Мика успевает дёрнуться. Марик стоит на месте, молчит, морщится: Пёрышко двинулся так, напугать только, и совсем вставать вообще не собирался. Наконец он говорит:
- Ладно, пошли.
Старший парень подымает голову, когда янтарный свет проплывает у него над головой.
- Э! Лампу оставьте.
Марик мнёт в ладони гибкую проволоку и поворачивает направо на площадке. Голос Пёрышка уже за спиной.
- Обойдёшься, - тихонько говорит Марик в глухую стену.
Слева ступеньки обвалились; теперь там только чёрная бесформенная куча. Как-то раз Марик хотел разобрать её на дрова, но Пёрышко и думать запретил: обвалится, мол, с концом, и всех угробишь. Мика смотрел наверх долго, странно, но тоже, в конце концов, его поддержал: нельзя.
Окно, что было на площадке, кто-то забил досками - наверно, от воздушных налётов. Теперь и не разберёшь, какой оно было формы. Но Марик этому рад.
Наверху - столы, шкафы, разломанная кровать. Книжки в шкафах отсырели, склеились и превратились в твёрдые картонные кирпичи. Наверно, только поэтому не повыпадали. Марик не любит здесь бывать, он поднимается сюда разве что когда приходит его очередь сторожить. Здесь вроде бы всё, что надо комнате - стены, мебель, даже ковёр, - только вот стоит оно совершенно не так. Не хочется эти стулья протереть, выбить из них пыль, сесть задом наперёд и покачаться. Даже подходить к ним не хочется, если совсем честно.

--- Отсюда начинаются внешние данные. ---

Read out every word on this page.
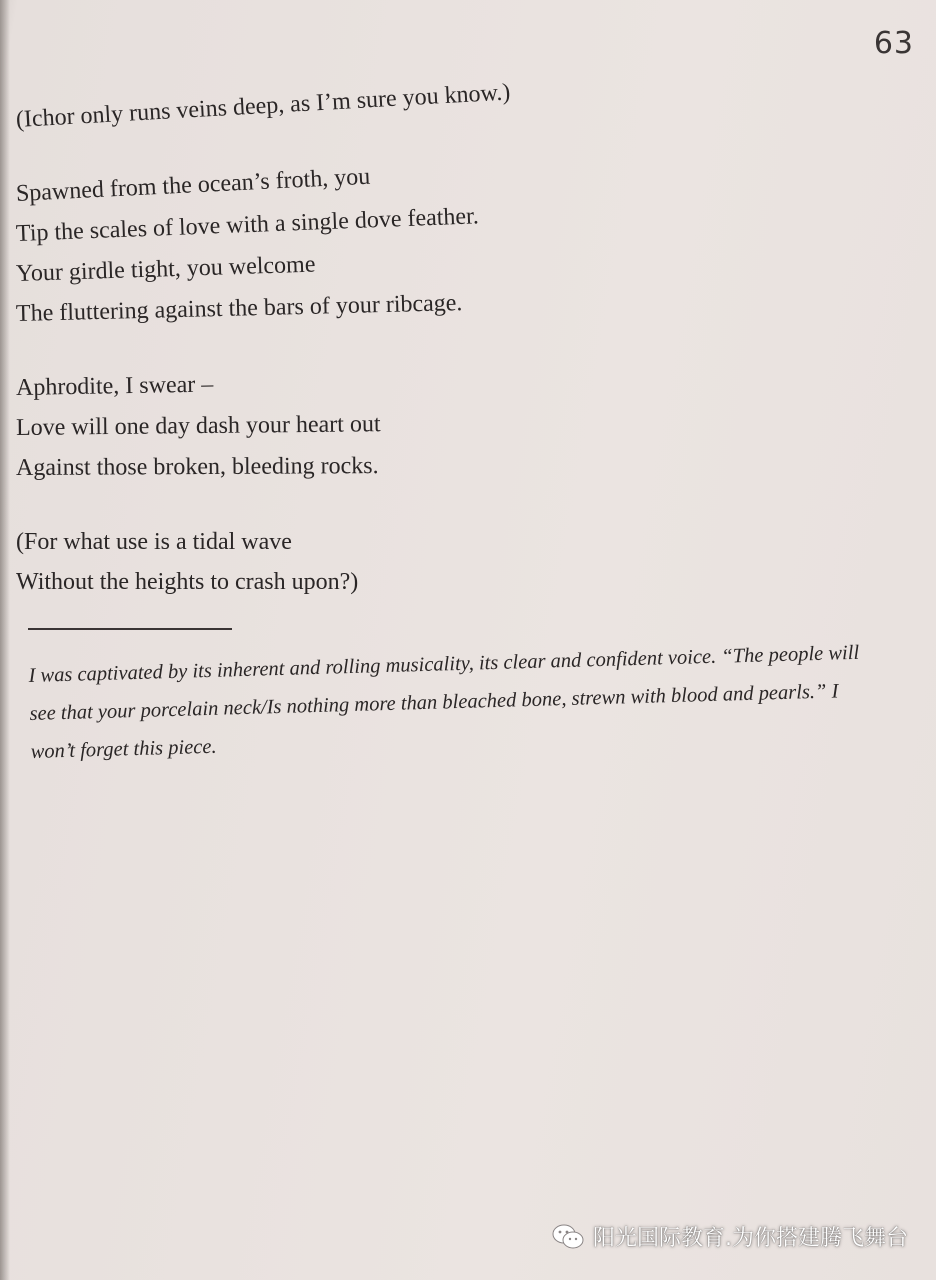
63
(Ichor only runs veins deep, as I’m sure you know.)
Spawned from the ocean’s froth, you
Tip the scales of love with a single dove feather.
Your girdle tight, you welcome
The fluttering against the bars of your ribcage.
Aphrodite, I swear –
Love will one day dash your heart out
Against those broken, bleeding rocks.
(For what use is a tidal wave
Without the heights to crash upon?)

I was captivated by its inherent and rolling musicality, its clear and confident voice. “The people will see that your porcelain neck/Is nothing more than bleached bone, strewn with blood and pearls.” I won’t forget this piece.

阳光国际教育.为你搭建腾飞舞台
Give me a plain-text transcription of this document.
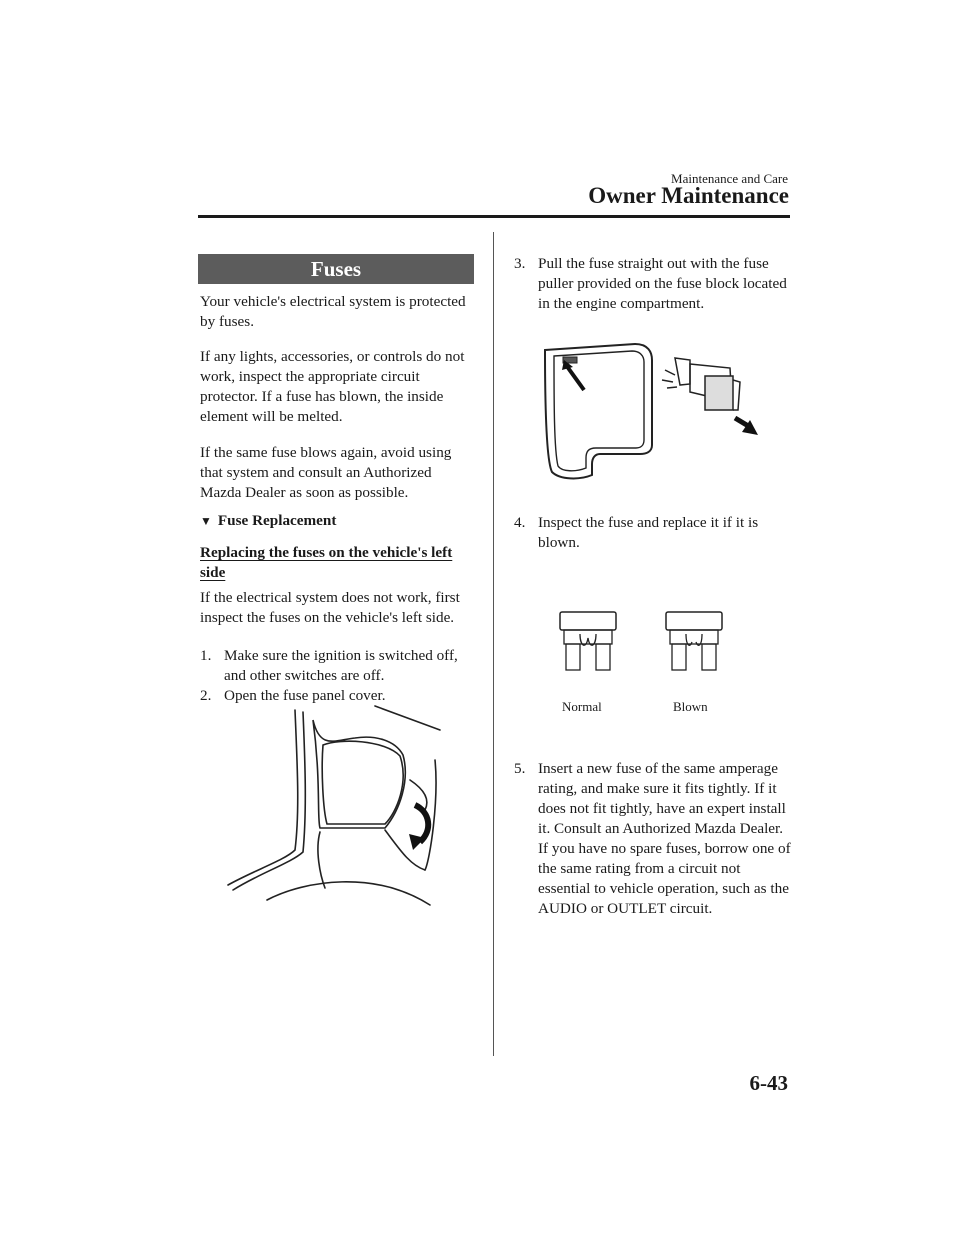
Maintenance and Care
Owner Maintenance
Fuses
Your vehicle's electrical system is protected by fuses.
If any lights, accessories, or controls do not work, inspect the appropriate circuit protector. If a fuse has blown, the inside element will be melted.
If the same fuse blows again, avoid using that system and consult an Authorized Mazda Dealer as soon as possible.
▼ Fuse Replacement
Replacing the fuses on the vehicle's left side
If the electrical system does not work, first inspect the fuses on the vehicle's left side.
1. Make sure the ignition is switched off, and other switches are off.
2. Open the fuse panel cover.
3. Pull the fuse straight out with the fuse puller provided on the fuse block located in the engine compartment.
4. Inspect the fuse and replace it if it is blown.
Normal	Blown
5. Insert a new fuse of the same amperage rating, and make sure it fits tightly. If it does not fit tightly, have an expert install it. Consult an Authorized Mazda Dealer.
If you have no spare fuses, borrow one of the same rating from a circuit not essential to vehicle operation, such as the AUDIO or OUTLET circuit.
6-43
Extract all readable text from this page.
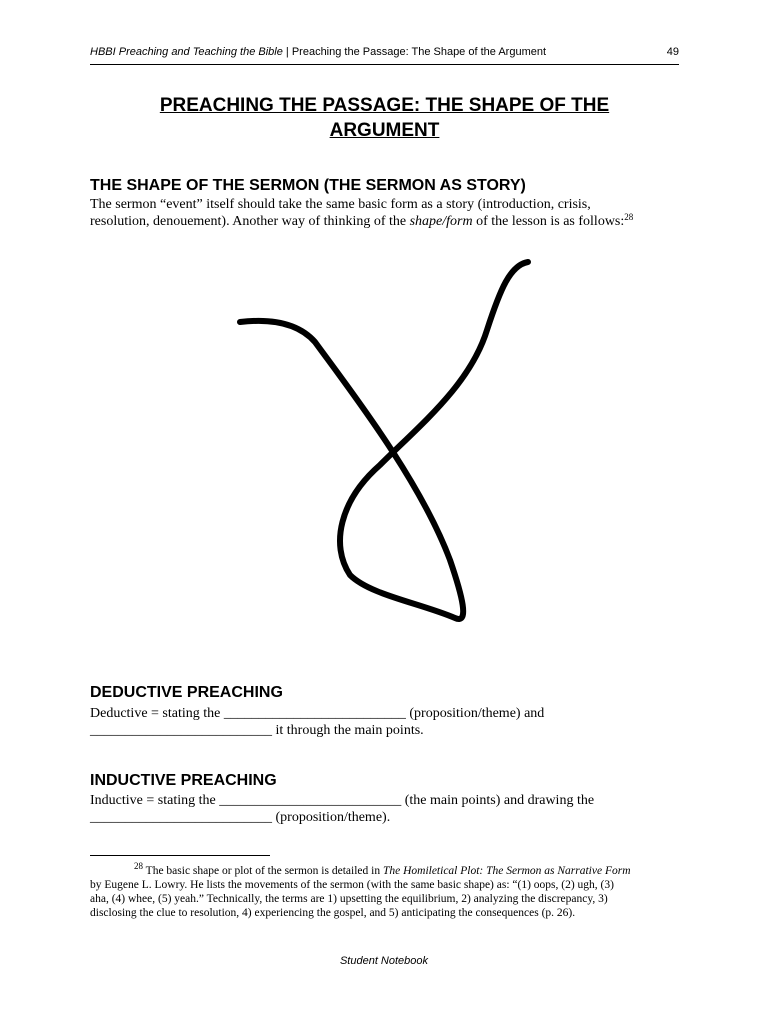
HBBI Preaching and Teaching the Bible | Preaching the Passage: The Shape of the Argument	49
PREACHING THE PASSAGE: THE SHAPE OF THE
ARGUMENT
THE SHAPE OF THE SERMON (THE SERMON AS STORY)
The sermon “event” itself should take the same basic form as a story (introduction, crisis,
resolution, denouement). Another way of thinking of the shape/form of the lesson is as follows:$^{28}$
DEDUCTIVE PREACHING
Deductive = stating the __________________________ (proposition/theme) and
__________________________ it through the main points.
INDUCTIVE PREACHING
Inductive = stating the __________________________ (the main points) and drawing the
__________________________ (proposition/theme).
$^{28}$ The basic shape or plot of the sermon is detailed in The Homiletical Plot: The Sermon as Narrative Form
by Eugene L. Lowry. He lists the movements of the sermon (with the same basic shape) as: “(1) oops, (2) ugh, (3)
aha, (4) whee, (5) yeah.” Technically, the terms are 1) upsetting the equilibrium, 2) analyzing the discrepancy, 3)
disclosing the clue to resolution, 4) experiencing the gospel, and 5) anticipating the consequences (p. 26).
Student Notebook
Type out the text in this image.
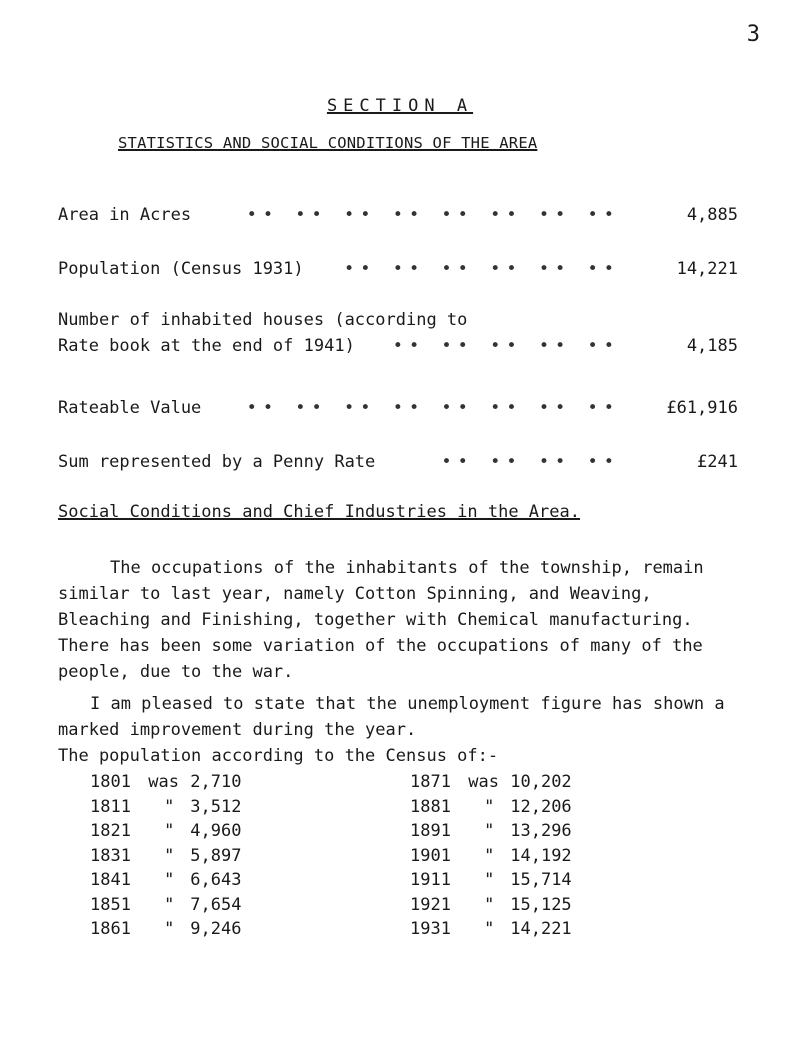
3
SECTION A
STATISTICS AND SOCIAL CONDITIONS OF THE AREA
Area in Acres	•• •• •• •• •• •• •• ••	4,885
Population (Census 1931) •• •• •• •• •• ••	14,221
Number of inhabited houses (according to
Rate book at the end of 1941) •• •• •• •• ••	4,185
Rateable Value	•• •• •• •• •• •• •• ••	£61,916
Sum represented by a Penny Rate	•• •• •• ••	£241
Social Conditions and Chief Industries in the Area.

The occupations of the inhabitants of the township, remain similar to last year, namely Cotton Spinning, and Weaving, Bleaching and Finishing, together with Chemical manufacturing. There has been some variation of the occupations of many of the people, due to the war.

I am pleased to state that the unemployment figure has shown a marked improvement during the year.

The population according to the Census of:-

1801 was 2,710
1811 " 3,512
1821 " 4,960
1831 " 5,897
1841 " 6,643
1851 " 7,654
1861 " 9,246
1871 was 10,202
1881 " 12,206
1891 " 13,296
1901 " 14,192
1911 " 15,714
1921 " 15,125
1931 " 14,221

Подолгу здесь бывает только Рыжая. Они все привыкли её обходить, как обходят стол или шкаф. Марик поднялся первым, покачал лампой, стрельнул глазами по углам. Вон, сидит у стены, отдирает хлопья краски. Стена мутно-оранжевая, как фабричный кирпич, как Микино лицо. Наверно, с керосинкой всё вокруг такое.
- Привет, - говорит Марик. - Ты спать ложишься?
Окно в правой комнате есть, и даже с одним стеклом - треснутым. Они наглухо закрыли его толстым одеялом. В одеяле одна только дырочка, как раз напротив глаз - наружу смотреть. В комнате душно; однако воздушная струйка на щеке холодная. Марик подставляет щёку и моргает. Снаружи уже осень.
Мика мнётся рядом.
- Ну чё, - говорит он, - ты тут?
- Ну, тут, - отвечает Марик. - Что делать-то.
- А пошли со мной.
- Куда?
- Чего покажу.
Марик отворачивается, и холодная струйка плещет в ухо. Он натягивает потуже кепку.
- А покажи тут.
- Тут нельзя, - выворачивается Мика. - Это такое... тайное. И это надо не здесь.
- Чего ж ты ночью не показал?
- Да ночью все бы увидели.
Марику обидно, и пойти с Микой хочется, и тайное посмотреть. Да и вообще - ему немножко лестно, что Мика ему доверяет. Только вместе с воздухом с улицы просачивается первый звук - тихий, глухой, чужой. Леденеют пальцы и сами по себе прячутся поглубже в рукава.
Марик мотает головой.
- Не. Мне сторожить.
И тут же приникает к окну. Двор перед домом весь засыпан хламом - битым кирпичом, стеклом, шиферным крошевом. В слабеньком утреннем свете всё это серое. Теперь Марик знает - специально засыпали. Ещё он знает, что от калитки до крыльца есть проход, чтоб добежать быстро, если знать, куда наступить. Не знаешь - ноги переломаешь, мало что изрежешься весь.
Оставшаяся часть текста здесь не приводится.